|Grandpa Lash 1899-1955, gift from Aunt Ginny|
My aunts arrived in town Saturday. One, Mother's eldest sister, from Denver and the other, her youngest sister, from Chicago. These visits are all too seldom and all too short, but the emotions they evoke leave deep, lingering impressions. Due to distance, I didn't see much of these aunts while I was growing up, but they and my uncle, (Mom's brother at whose home we all met), are the last tangible links I have to my late mother. Three members of an ever shrinking group who knew Mom from the time she was a child, knew her in a way I never could. I believe it comes as a shock to most all children when they discover their mother's had a life before the day they were born.
Sitting around the table with my aunts and my uncle and cousins, the memories and stories flowed. Tales of other times and of people I never met who were nonetheless part of my family's history. Tragic ones about my grandmother, (their mother), dying in a kerosene explosion leaving seven motherless children. Eerie ones like the time great-great grandmother died, and at noon as the post-funeral meal was being served the heavy, wooden farm table broke in two and collapsed. Mostly though, we laughed at the anecdotes of childhood pranks and eccentric relatives and neighbors. And at ones about their school days and importantly, (to me), stories about my mother as a girl and young woman, before marriage and motherhood defined who she was.
As I looked at their dear faces, and heard their laughter as they were swept away with their memories, I found myself wishing Mom was there with her brother and sisters reliving those long ago days along with them. Instead it was me, and while I treasured every moment, and laughed til I cried and my ribs ached, there was the slightest twinge of guilt. This must be akin to what is called survivor's guilt, it seemed unfair I was enjoying this visit so much while she was gone.
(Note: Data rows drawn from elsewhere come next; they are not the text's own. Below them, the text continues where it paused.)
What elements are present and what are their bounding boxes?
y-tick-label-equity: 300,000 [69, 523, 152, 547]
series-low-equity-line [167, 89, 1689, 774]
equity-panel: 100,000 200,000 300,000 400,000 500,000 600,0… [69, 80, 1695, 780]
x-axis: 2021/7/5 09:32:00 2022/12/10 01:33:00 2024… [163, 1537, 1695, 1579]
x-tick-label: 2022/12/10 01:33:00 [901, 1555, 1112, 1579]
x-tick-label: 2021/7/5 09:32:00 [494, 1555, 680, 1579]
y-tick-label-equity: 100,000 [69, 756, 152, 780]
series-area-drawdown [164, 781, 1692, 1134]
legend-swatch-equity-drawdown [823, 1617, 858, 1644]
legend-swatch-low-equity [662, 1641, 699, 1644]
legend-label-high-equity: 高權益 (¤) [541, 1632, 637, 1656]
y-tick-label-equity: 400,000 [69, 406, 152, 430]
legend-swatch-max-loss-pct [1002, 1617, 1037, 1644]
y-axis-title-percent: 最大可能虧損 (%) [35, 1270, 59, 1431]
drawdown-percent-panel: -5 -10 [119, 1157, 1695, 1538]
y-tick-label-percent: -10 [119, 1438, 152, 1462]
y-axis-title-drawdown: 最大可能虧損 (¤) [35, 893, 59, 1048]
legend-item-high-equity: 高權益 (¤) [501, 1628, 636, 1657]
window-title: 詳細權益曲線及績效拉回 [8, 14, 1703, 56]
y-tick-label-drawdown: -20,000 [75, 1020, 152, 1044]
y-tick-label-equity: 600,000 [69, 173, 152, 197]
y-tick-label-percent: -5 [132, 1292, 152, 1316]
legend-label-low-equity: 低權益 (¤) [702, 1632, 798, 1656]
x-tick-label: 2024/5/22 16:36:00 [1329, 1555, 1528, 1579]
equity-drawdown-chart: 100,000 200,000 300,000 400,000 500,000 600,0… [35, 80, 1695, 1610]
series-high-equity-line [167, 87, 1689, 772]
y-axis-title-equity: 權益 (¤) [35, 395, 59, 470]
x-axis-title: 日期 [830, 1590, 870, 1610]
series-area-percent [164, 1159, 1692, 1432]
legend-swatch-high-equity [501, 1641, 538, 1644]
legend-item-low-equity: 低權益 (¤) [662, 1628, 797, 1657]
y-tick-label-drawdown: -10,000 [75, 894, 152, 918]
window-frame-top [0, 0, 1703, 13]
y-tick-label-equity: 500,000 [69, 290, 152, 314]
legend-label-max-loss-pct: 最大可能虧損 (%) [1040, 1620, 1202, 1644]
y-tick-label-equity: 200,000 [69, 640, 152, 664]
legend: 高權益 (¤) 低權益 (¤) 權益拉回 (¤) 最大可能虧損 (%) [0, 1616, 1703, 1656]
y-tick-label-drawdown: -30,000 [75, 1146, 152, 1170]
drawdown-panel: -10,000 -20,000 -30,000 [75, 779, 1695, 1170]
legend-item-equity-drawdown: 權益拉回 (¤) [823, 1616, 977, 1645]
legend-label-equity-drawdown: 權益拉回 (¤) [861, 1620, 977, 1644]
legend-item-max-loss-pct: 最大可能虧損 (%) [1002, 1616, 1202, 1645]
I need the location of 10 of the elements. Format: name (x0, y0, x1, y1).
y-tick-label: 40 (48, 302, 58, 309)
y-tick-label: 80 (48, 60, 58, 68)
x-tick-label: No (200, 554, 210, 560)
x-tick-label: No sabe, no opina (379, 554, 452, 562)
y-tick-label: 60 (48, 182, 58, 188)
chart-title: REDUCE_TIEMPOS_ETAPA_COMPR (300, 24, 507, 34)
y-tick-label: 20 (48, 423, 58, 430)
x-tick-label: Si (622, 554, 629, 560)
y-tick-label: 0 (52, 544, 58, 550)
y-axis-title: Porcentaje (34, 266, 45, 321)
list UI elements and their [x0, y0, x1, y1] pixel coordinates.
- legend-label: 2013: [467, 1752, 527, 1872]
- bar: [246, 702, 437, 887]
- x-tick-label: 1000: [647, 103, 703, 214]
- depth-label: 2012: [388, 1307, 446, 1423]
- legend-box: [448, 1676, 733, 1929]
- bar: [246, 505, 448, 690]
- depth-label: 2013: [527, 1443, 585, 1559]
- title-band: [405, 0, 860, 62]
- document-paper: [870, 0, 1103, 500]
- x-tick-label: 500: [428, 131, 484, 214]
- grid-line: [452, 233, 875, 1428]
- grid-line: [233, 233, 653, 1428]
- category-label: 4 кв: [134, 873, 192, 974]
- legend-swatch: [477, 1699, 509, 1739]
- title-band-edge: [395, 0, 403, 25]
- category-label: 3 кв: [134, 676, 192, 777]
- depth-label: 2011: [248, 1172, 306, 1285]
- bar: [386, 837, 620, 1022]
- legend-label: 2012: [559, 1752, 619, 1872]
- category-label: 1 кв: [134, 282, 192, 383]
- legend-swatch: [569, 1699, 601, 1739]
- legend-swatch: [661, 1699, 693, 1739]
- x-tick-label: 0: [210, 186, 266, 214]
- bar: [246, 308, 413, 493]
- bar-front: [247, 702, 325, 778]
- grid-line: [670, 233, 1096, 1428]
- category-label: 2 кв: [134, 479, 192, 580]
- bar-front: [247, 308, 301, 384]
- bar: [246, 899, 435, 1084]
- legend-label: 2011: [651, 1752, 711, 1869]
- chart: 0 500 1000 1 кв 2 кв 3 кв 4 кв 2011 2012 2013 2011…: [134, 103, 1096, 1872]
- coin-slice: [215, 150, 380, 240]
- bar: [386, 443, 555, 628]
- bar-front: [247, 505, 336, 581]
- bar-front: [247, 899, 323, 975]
The visit is over, until hopefully next year we will all gather again. My youngest aunt brought letters Mom had written her over the years to give me; will future family historians even have that luxury? With the advent of e-mail I'm thinking likely not. Both aunts also brought me family photos and articles I've been pouring over. But with the aunts came something else just as important, more important actually--that indescribable sense of belonging. Of being part of this circle, no matter what the future brings we are and will remain family. For that I'm eternally thankful.